Warning when large binary files are included into the bundle

[mexus]

Describe the problem you are trying to solve

It seems like some crate authors do not ask cargo to exclude pictures/pdfs/other-blobs by providing an appropriate exclude = [ .. ] directive at their Cargo.tomls.

And it also seems like most of the time it is not intentional, it's more like developers might simply forget that anything that is not ignored by default gets packages into the published .crate file.

I'm not quite sure how common the situation is, though it might be happening quite often, since a deliberate action is required to exclude blobs from the package, and I wasn't able to find any advices to exclude "extra" files in the official guides.
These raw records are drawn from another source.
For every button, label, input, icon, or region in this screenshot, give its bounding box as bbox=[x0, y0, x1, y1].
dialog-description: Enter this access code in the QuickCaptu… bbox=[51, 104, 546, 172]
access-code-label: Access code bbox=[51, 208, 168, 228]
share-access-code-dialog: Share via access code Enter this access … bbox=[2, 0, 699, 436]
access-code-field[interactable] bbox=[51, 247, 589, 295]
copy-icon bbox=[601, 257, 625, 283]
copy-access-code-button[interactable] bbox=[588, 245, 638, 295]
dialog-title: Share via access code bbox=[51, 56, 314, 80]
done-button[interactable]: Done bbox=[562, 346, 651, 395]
Describe the solution you'd like
I suppose a warning when including binary large objects should do the trick, something like

[WARN] It might happen that you are unintentionally packaging a large binary object 'exapmles/drawing.bmp' (25 MB).
If it is intentional, you can turn off this warning by providing the `--allow-blobs` flag to the cargo.

Notes
It would be great if somebody's got an idea how to actually check the assumption that developers are unintentionally including extra blobs to their packages on crates.io. Currently I can only think of an article in the TWIR which explains the possible issue, but I'm looking for better ideas :)

[Eh2406]

There are many people that have downloaded all the crates and can get us a size by file type histogram.
Adding a comment about this to the instructions for publishing a crate would be great.
Adding a output line when running cargo publish that lists oddly large files, may help people notice this without changing our API and without making more work for those that are including them intentionally.

[mexus]

I know it's not that representative, but just for the reference, here's a distribution of binary files in my local /.cargo/registry/src/github.com-.. in log scale:

So in my case, most of the binary files are less than 100 KiB (but there's a significant amount of them though), but at I've also got at least a couple of files that are larger than 1 MiB. I also wonder how many of them have been included deliberately though 🤔

[weihanglo]

Note that with -Zlints we could have a configurable lint for Cargo to emit this warning.

[kornelski]

This should also complain about directories with CACHEDIR.TAG.

Cargo is smart enough not to package target/ dir in the default configuration, but inconsistent use of CARGO_TARGET_DIR can create copies of the target dirs that do get packaged.